Dr. Delgado asked us to reconsider the communion assertion: “This is my body which is broken for you.” What if we read that idea in light of contemporary women’s experiences of forced sexual slavery, intimate violence, and soaring HIV infection? It seems that the bodies of poor and black women are indeed broken by and for others.

Dr. Bostic then offered a stunning counterpoint by invoking Toni Morrison’s powerful, woman preacher from Beloved: Baby Suggs Holy. Morrison, through Baby Suggs Holy, calls black men and women to love their flesh and to resist allowing it to be broken. This woman preacher, standing in space she clears for her prophetic witness, encourages black men and women to love their embodied selves. “Here in this here place, we flesh; Flesh that weeps, laughs; Flesh that dances on bare feet in grass. Love it. Love it hard. Yonder they do not love your flesh. They despise it.” The holy act is cherishing and nurturing the self, not denying it, not limiting it, not covering it in sackcloth and ashes.

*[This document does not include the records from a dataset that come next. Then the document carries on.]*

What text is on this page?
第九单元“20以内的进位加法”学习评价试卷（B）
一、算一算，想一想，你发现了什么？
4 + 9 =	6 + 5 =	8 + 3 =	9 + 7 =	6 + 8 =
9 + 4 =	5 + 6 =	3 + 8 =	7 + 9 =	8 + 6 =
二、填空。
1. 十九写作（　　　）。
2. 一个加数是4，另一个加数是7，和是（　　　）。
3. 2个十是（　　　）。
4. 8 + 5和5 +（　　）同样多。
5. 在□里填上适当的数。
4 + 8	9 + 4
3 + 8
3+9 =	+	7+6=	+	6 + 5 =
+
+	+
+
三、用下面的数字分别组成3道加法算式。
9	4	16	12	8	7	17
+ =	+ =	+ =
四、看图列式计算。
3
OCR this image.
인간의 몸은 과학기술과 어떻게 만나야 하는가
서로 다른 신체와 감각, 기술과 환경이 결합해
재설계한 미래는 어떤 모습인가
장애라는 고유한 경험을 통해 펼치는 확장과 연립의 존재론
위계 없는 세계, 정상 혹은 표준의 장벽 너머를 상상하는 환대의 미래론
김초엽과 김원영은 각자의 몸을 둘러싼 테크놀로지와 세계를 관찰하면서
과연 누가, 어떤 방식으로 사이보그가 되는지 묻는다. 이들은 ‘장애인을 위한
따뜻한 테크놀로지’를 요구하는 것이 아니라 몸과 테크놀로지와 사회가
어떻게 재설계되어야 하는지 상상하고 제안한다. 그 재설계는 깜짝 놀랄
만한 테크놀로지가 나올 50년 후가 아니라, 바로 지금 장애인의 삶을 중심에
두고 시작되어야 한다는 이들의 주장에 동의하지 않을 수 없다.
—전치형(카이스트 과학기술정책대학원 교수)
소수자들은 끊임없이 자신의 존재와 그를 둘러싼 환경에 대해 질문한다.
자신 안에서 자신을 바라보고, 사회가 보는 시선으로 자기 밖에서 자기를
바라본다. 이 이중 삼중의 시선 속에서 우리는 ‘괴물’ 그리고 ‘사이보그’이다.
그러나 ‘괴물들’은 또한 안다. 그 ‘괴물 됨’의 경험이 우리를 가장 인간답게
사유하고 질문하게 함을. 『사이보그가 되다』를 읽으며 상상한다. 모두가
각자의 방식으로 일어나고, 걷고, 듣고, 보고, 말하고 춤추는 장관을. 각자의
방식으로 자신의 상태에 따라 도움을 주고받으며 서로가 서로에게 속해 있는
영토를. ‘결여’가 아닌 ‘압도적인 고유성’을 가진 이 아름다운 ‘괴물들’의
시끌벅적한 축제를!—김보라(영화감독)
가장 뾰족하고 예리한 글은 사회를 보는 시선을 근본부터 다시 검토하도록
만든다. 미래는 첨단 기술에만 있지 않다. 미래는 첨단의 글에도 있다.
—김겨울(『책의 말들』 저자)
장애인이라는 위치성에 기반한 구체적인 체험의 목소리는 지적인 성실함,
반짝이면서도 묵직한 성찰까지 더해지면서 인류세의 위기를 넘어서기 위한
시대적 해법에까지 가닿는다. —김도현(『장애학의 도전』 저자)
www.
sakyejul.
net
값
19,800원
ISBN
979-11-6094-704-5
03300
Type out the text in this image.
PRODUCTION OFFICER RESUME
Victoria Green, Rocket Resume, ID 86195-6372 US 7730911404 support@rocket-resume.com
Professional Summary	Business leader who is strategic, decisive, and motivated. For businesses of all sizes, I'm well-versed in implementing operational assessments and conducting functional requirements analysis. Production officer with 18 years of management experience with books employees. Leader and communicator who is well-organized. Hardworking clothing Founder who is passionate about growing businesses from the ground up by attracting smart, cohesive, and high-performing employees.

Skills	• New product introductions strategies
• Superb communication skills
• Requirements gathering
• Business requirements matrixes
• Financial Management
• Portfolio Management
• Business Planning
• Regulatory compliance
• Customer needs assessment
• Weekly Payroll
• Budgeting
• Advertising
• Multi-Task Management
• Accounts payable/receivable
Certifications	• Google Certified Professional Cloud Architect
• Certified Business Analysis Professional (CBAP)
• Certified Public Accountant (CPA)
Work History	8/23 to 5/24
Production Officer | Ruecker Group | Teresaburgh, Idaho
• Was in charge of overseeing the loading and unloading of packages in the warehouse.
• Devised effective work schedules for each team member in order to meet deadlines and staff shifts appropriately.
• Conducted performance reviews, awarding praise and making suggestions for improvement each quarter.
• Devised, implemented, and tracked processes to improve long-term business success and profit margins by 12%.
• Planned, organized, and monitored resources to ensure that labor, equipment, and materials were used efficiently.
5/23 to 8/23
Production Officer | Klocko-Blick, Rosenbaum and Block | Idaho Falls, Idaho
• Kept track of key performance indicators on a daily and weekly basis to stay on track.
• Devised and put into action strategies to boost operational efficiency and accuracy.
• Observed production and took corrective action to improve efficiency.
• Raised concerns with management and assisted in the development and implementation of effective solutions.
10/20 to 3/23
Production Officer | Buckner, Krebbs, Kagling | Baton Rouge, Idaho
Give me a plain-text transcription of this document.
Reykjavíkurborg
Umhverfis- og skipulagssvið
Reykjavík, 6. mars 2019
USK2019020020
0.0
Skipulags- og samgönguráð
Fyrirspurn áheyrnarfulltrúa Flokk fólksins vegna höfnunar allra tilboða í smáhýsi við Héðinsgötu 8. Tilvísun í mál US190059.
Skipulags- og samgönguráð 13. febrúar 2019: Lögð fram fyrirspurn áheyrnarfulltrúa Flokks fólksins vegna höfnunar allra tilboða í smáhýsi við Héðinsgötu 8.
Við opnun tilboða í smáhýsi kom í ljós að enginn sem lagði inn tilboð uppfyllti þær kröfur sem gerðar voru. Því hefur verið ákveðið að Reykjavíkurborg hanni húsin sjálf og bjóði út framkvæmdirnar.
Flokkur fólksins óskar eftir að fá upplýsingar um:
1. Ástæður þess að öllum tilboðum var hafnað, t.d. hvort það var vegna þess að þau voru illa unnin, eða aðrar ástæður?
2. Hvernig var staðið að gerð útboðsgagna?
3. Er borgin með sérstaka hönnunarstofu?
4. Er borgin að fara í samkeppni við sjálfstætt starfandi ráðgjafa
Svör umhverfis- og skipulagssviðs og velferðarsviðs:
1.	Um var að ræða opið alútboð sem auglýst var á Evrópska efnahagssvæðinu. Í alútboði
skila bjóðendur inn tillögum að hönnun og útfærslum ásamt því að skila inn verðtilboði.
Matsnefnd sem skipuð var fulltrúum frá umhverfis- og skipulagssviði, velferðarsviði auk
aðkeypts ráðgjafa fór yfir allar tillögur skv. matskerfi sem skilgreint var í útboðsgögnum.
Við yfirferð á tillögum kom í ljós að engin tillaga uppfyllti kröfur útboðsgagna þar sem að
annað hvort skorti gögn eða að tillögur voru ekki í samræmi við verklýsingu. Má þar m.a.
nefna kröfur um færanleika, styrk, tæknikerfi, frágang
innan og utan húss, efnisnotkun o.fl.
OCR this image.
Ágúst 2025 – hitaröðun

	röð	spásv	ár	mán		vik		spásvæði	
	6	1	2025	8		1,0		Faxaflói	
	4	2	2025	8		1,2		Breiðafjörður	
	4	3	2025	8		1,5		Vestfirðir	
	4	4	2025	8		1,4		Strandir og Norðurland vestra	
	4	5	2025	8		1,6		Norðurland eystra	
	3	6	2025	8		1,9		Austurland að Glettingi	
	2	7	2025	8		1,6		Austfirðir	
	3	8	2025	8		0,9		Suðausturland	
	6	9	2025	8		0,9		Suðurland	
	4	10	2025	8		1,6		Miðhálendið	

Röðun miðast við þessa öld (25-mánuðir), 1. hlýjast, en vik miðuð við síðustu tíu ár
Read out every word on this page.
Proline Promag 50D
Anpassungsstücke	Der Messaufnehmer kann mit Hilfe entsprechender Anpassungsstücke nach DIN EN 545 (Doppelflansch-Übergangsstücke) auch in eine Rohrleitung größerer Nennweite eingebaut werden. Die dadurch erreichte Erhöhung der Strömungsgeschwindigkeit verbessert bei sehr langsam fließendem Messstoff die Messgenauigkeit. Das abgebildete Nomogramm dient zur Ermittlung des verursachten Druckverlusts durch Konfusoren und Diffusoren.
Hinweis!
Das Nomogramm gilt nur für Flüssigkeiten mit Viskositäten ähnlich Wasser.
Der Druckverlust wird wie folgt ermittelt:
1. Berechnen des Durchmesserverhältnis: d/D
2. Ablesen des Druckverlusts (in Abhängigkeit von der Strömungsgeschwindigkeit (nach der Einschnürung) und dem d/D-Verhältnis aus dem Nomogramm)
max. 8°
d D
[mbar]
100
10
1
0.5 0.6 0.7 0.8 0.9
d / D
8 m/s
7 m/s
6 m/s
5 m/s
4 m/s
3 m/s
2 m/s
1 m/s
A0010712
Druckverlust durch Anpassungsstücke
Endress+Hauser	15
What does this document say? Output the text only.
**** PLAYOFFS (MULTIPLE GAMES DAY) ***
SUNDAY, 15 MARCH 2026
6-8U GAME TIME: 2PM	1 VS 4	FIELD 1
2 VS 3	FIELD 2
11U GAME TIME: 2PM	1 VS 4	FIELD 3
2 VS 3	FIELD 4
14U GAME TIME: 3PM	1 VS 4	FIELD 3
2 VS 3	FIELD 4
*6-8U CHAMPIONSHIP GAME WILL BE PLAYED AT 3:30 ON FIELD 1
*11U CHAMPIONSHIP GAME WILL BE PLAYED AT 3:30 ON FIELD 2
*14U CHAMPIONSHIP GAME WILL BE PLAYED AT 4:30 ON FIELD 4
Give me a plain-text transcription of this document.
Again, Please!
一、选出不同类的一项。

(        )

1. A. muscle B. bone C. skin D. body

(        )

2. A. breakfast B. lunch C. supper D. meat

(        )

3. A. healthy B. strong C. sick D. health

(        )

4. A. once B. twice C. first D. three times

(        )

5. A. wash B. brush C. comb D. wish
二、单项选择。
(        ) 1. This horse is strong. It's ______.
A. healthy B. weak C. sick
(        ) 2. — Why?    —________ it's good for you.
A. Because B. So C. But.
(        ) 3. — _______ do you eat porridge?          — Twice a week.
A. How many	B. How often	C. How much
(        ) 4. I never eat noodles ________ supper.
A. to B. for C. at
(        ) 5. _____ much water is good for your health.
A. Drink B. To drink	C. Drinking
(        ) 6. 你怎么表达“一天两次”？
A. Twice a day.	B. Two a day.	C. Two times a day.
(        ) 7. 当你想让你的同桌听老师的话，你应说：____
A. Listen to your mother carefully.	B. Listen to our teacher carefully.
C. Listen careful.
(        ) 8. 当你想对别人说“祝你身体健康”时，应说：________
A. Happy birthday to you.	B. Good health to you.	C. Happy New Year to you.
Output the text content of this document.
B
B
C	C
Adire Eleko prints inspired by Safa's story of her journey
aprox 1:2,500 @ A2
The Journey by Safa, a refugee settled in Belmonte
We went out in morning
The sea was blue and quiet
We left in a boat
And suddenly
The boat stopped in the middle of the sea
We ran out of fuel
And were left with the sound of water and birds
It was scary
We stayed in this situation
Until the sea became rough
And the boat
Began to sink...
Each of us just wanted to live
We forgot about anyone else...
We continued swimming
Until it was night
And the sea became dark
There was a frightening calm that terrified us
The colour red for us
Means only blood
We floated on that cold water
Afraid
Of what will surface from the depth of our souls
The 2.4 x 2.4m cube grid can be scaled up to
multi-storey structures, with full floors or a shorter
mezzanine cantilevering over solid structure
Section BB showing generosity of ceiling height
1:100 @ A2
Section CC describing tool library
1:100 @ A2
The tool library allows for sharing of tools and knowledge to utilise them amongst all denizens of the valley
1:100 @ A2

Yes, I agree with your assessment that as a nation of privilege we are called to sacrifice our consumption and privilege to end oppression and inequality. But as black women we must be careful to complicate and challenge the idea of sacrifice. We have too often internalized this Christian call for self-sacrifice so fully that it became self-denigration. We nail ourselves to a cross just to serve and please others. And others allow us to do it. They smile on our sacrifice, claim that our suffering is redemptive, and enjoy the ways we relieve them of discomfort. They act out their patriarchy and racism all over our lives and we too often accept it as though it is the cross we are supposed to bear in order to prove ourselves worthy of divine love.

From the audience the Rev. Dr. Joanne Terrell reminded us of her work which constructs a new theology of joy and fun. She admonished us that we act as though loving our lives is a sin. We behave as though pleasure and happiness are ungodly. Dr. Terrell sounded like Baby Suggs Holy to me, telling us to dance our way into the arms of a God who loves our audacious, happy, fabulous, whole selves and does not need us to crawl to divinity half-starved and over burdened.